Nachruf auf Cantautore Franco Battiato: Progressives in den Charts
Der italienische Komponist Franco Battiato ist tot. In seiner Heimat ist er eine Popikone. Trotz großer Erfolge blieb er am Experiment interesssiert.
Auf der italienischen Wikipedia-Seite ist der Eintrag über ihn etwa so lang wie der über die Beatles und länger als der über Aristoteles. Franco Battiato ist in Italien ein Kulturdenkmal, ein Pop-Philosoph, der Geist und Dance-Tauglichkeit miteinander verband – wenn er wollte. Über Jahrzehnte war er präsent in Charts und Feuilleton zugleich.
Geboren 1945 auf Sizilien, ging er mit 19 nach Mailand, tauchte in die Musikszene ein, sang Protestsongs und Liebeslieder. Er lernte bei Karlheinz Stockhausen, veröffentlichte Alben mit Progrocktüfteleien und atmosphärischen Klangmeditationen. In einem 15-minütigen Song kehrt ein kurzer Klavierakkord wieder und wieder, in unterschiedlichen Abständen, nur mit angedeuteter Geräuschkulisse.
Anfang der 1980er Jahre entwickelte Battiato sein eigenes Hitparadenexperiment: eingängige Melodien, mitreißende Rhythmen, Chöre, Synthesizer, Geigen, E-Gitarren. Seine Musik ist ein einzigartiger Klangreigen, der genüsslich ins Ohr wirbelte. Dazu dichtete er verrätselte Texte voller Zitate und Anspielungen. „La voce del padrone“ war 1982 monatelang das meistverkaufte Album – fast jedes Lied daraus ist ins kollektive Gedächtnis Italiens geflossen. „Cuccurucucu“ wurde zum Tanzklassiker. In „Centro di gravità permanente“ sucht er nach einem unerschütterlichen Kern des Daseins – eine philosophische Reflexion, bei der er beiläufig erwähnt, dass ihn Punk und New Wave nerven.
Die Weiße Fahne
Genauso ikonisch geworden ist die düstere Ballade über die weiße Fahne, die er hisst: In „Bandiera bianca“ zeigt er sich angeekelt von aberwitzigen Wahlveranstaltungen und all den eitlen Gestalten im Land. Diese resignative Elegie gipfelt in einer Reminiszenz an The Doors, vorgetragen in repetitiver Melancholie: „The end, my only friend, this is the end“.

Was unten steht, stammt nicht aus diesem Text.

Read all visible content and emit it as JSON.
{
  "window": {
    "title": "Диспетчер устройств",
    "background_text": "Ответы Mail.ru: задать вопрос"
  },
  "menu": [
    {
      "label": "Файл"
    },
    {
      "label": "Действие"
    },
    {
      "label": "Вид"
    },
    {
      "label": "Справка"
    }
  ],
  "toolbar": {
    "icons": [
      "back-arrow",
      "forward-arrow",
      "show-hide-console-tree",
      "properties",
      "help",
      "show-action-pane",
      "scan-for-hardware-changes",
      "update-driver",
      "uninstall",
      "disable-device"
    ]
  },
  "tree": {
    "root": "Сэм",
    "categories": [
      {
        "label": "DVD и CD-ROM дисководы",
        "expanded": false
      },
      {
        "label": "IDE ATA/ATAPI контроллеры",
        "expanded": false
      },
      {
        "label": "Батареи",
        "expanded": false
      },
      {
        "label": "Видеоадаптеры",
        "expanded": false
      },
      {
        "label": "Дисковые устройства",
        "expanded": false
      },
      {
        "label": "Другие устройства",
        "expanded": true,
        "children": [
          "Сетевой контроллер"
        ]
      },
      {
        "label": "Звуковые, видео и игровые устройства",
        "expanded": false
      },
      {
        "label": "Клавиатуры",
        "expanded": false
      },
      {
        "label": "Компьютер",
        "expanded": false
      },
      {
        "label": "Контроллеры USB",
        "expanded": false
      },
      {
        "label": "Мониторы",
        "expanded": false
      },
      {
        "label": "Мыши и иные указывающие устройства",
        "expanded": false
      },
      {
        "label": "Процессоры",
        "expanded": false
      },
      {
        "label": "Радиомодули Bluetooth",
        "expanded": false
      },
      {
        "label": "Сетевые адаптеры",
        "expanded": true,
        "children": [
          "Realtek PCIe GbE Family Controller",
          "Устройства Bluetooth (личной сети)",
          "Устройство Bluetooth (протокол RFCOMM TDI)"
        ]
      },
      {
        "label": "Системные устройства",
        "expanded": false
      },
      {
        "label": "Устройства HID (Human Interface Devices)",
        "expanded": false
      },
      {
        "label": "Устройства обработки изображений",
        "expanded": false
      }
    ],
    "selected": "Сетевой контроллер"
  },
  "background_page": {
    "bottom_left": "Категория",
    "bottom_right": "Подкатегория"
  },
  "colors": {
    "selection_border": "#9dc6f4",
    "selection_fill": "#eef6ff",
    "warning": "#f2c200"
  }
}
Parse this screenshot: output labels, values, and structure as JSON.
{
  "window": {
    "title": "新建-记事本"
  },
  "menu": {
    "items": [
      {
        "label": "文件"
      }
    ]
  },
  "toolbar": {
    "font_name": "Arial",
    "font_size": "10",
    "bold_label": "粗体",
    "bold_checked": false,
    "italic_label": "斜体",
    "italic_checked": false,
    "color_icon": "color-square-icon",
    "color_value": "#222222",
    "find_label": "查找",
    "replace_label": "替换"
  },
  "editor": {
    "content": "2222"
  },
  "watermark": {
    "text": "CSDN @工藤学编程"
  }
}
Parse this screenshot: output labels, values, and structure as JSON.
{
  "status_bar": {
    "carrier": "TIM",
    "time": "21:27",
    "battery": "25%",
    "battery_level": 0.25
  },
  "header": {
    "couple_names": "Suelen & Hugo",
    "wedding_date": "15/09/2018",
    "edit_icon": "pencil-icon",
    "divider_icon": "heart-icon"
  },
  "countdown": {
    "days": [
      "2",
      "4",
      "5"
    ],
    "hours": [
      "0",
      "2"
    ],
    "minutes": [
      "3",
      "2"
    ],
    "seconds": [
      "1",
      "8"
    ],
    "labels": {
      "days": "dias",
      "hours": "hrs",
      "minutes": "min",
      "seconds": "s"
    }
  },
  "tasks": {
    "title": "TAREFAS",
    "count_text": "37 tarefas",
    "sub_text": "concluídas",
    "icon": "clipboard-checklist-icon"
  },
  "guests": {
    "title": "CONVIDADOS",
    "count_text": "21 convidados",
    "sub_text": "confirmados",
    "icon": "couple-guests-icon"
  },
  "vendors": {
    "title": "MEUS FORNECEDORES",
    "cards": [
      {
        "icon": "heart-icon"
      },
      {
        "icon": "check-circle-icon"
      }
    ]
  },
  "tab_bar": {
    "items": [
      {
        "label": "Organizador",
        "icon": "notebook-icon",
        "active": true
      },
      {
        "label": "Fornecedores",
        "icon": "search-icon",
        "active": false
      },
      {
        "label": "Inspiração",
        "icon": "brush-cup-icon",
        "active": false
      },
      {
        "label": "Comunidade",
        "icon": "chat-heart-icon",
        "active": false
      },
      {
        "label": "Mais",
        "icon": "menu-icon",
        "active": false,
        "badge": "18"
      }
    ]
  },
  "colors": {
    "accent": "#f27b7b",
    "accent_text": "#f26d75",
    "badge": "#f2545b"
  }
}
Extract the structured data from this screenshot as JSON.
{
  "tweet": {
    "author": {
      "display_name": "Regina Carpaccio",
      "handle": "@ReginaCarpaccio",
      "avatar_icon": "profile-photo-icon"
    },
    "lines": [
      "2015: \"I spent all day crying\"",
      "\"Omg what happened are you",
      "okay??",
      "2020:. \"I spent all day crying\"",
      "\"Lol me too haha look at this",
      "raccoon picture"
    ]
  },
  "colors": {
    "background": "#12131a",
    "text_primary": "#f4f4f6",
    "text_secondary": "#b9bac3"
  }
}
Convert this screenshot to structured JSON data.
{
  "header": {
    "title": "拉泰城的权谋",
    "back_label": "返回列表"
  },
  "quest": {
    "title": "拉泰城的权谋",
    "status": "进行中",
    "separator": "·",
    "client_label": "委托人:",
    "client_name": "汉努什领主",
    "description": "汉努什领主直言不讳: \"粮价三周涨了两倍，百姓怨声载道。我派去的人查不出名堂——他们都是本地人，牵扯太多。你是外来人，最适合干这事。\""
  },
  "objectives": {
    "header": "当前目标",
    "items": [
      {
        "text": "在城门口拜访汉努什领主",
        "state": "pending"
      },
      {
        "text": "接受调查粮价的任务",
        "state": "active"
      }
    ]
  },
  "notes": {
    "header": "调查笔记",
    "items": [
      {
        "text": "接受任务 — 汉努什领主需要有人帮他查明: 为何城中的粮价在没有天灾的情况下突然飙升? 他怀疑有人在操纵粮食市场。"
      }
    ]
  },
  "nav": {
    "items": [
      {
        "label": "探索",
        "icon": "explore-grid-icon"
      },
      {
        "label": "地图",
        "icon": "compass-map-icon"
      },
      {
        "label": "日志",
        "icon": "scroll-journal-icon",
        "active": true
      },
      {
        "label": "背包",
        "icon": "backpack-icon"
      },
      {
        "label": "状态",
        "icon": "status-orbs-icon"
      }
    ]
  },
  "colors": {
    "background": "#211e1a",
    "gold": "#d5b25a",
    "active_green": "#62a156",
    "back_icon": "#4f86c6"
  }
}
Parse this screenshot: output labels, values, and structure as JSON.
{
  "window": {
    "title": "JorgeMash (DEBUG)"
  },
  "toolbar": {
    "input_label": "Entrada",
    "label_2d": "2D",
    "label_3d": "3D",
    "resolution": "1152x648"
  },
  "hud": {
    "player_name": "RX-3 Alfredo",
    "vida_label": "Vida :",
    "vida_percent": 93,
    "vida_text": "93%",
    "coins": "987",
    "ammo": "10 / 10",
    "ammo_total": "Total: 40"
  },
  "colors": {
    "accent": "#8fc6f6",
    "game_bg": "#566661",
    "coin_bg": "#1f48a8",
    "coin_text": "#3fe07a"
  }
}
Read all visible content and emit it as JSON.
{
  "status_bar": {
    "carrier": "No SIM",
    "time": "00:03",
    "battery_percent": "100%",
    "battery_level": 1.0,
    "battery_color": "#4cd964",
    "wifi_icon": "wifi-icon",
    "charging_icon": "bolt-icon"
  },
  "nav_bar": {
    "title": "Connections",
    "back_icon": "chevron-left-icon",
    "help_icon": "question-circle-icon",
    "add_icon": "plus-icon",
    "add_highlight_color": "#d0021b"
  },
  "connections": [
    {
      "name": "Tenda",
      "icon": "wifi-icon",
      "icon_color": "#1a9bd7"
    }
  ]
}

Der Song wurde ein großer Erfolg, was Battiato nicht vom Experimentieren abhielt, er komponierte Opern, verwebte orientalische Mystik in seine Musik, malte, drehte Filme – und blieb populär, auch als Gegenbild zu polternden Figuren wie dem Ur-Trump Silvio Berlusconi. Er liebte Zurückgezogenheit und sang gegen banalen Oberflächlichkeitskult an – vielleicht sein Grundwiderspruch, stand er doch dadurch selbst oft im Rampenlicht.
So zog er in ein sizilianisches Dorf am Ätna, nahe seinem Geburtsort, meditierte und las. Am Dienstag hisste er endgültig die weiße Fahne, nach langer Krankheit starb er im Alter von 76 Jahren.